José Alexandre Ramos: Primeira angústia – capítulo final: o inferno depois do inferno


De forma a encerrar a catarse de tudo quanto fazia sombra ao jovem escritor António Lobo Antunes, faltava-lhe escrever sobre a profissão que exerceu: médico psiquiatra de um hospital de saúde mental que então (1980, ano em que foi publicado este livro) ainda se designava por manicómio.

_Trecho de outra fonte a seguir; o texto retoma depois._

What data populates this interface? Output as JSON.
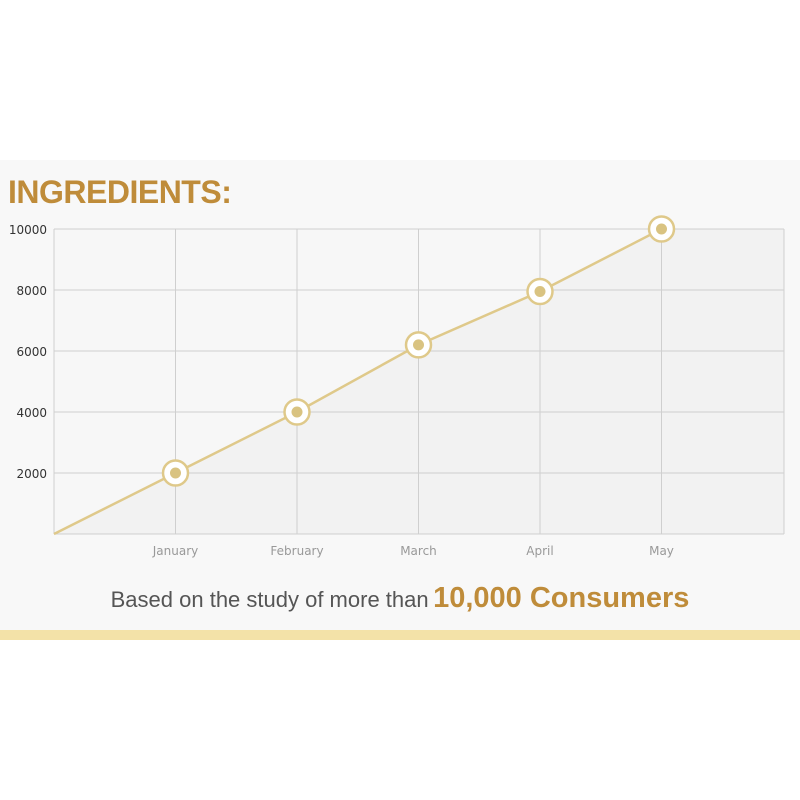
{
  "heading": "INGREDIENTS:",
  "caption": {
    "lead": "Based on the study of more than",
    "emphasis": "10,000 Consumers"
  },
  "colors": {
    "accent": "#bf8c3a",
    "line": "#dfc98a",
    "marker": "#d9c381",
    "bar": "#f3e2a8",
    "grid": "#cfcfcf",
    "plot_fill": "#f2f2f2",
    "tick_text": "#999999",
    "ytick_text": "#333333"
  },
  "chart_data": {
    "type": "area",
    "categories": [
      "January",
      "February",
      "March",
      "April",
      "May"
    ],
    "series": [
      {
        "values": [
          2000,
          4000,
          6200,
          7950,
          10000
        ]
      }
    ],
    "y_ticks": [
      2000,
      4000,
      6000,
      8000,
      10000
    ],
    "ylim": [
      0,
      10000
    ],
    "grid": true,
    "title": "",
    "xlabel": "",
    "ylabel": ""
  }
}
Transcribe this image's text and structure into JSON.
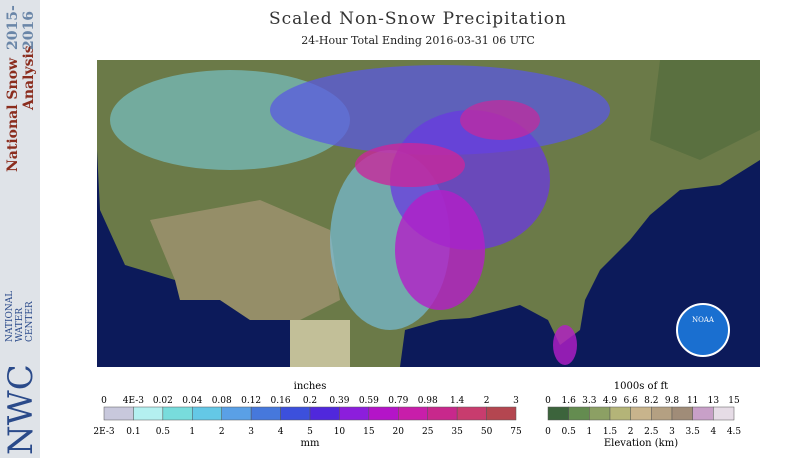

Ponto de partida para percebermos o quanto a personagem que discursa (o psiquiatra, o ex-militar, o escritor) repudia o modo como eram tratados os doentes de uma instituição daquele tipo, àquela época. Percebemos que o título nada tem de casual, uma vez que a personagem, depois de falar sobre o terror da guerra e sobre as suas ambiguidades pessoais em Memória de Elefante e Os Cus de Judas (livros que apelido de  e 2º capítulos da primeira angústia do escritor), vem dar-nos conta de uma verdadeira descida ao inferno que é trabalhar numa instituição cujos responsáveis (estado e recursos humanos) ainda faziam tratamentos antiquados, e tratavam os doentes como seres inferiores, patente na forma como os médicos, enfermeiros e demais pessoal se dirigem aos doentes na segunda pessoa do singular.

A acção do livro centra-se numa viagem de regresso de férias, entre o Algarve e Lisboa, em que a personagem já conhecida dos capítulos anteriores e acima referidos, torna a discorrer sobre as suas angústias, medos, sofrimento e frustrações, no seu retorno ao trabalho como psiquiatra do Hospital Miguel Bombarda. Nestes relatos (são doze longos capítulos) vai evocando episódios com os doentes e médicos da instituição: aqueles apáticos e submissos, estes distantes e opressores.

De facto, chega-se a sentir que o purgatório é ali mesmo: os doentes são as almas atormentadas pelas suas aflições e os médicos, enfermeiros e auxiliares os demónios que lhes infligem de castigos, lhes incitam ao mal, e condicionam as suas acções. Ou, de um ponto de vista social (que podemos admitir que esteja aqui a ser metaforizado), os psiquiatras são os senhores poderosos, distantes, o restante pessoal capatazes e/ou colaboracionistas, e os doentes a malha servil, submissa e resignada. Disto parece querer descartar-se a personagem que, julgámos numa primeira interpretação, não alinhar com os outros médicos, mas, talvez por força das circunstâncias ou ainda por simplesmente não querer incomodar-se, acaba por ter comportamento semelhante. Porém, ainda assim, revê-se (em sonhos recorrentes) como se fosse ele próprio um dos doentes, sentindo na pele a forma desumana, carecida de afecto e compreensão, como os utentes são tratados. Intercala (e mistura) estes episódios com outros da sua vida pessoal (relações familiares principalmente) e de um outro inferno já conhecido: o da guerra, e mesmo que tivesse passado nessa circunstância os maiores terrores da sua vida, vendo matar e morrer, considera que o verdadeiro conhecimento do inferno se faz numa instituição como o manicómio onde trabalha, deixando a dúvida sobre quem serão os verdadeiros loucos ou maníacos: os doentes ou os médicos?

Do ponto de vista estrutural e de estilo, é notória a sede de busca de uma voz própria, de um discurso alternativo no romance, como já havia deixado evidente nos dois livros anteriores. Mas este Conhecimento do Inferno é também, na minha opinião de leigo, uma espécie de purgatório para o escritor: primeiro sentimos que é um livro que vem depois dos dois primeiros, o narrador fala na terceira pessoa do singular, ainda existem frases muito barrocas, mas a partir de cerca de metade do texto, o discurso vai mudando, ora lenta ora bruscamente, para a primeira pessoa do singular, e começam, pela primeira vez no estilo de Lobo Antunes, a fragmentação e a justaposição das personagens – aqui há um senão, a personagem que discursa ainda é sempre a mesma – o narrador – , mas as vozes escondidas das personagens, digamos, “passivas” do livro começam a libertar-se, em pequenos trechos de diálogo. E por isso, fica como uma amálgama daquilo que conhecemos do engenho do escritor: um caldo onde está ainda por definir tudo o que podemos testemunhar nos trabalhos posteriores de António Lobo Antunes. Considerações estas façam talvez mais sentido para quem relê o romance depois de já ter conhecido uma boa parte dos seus livros. Para um principiante na obra, este livro não é aconselhável como estreia, só se for lido no seguimento de Memória de Elefante e Os Cus de Judas.

Apesar de tudo, e que o livro seja o inferno depois do inferno, tem passagens belíssimas, depuradas mesmo, e os últimos capítulos deixam no leitor uma sensação agradável de ter lido um bom livro apesar da confusão inicial.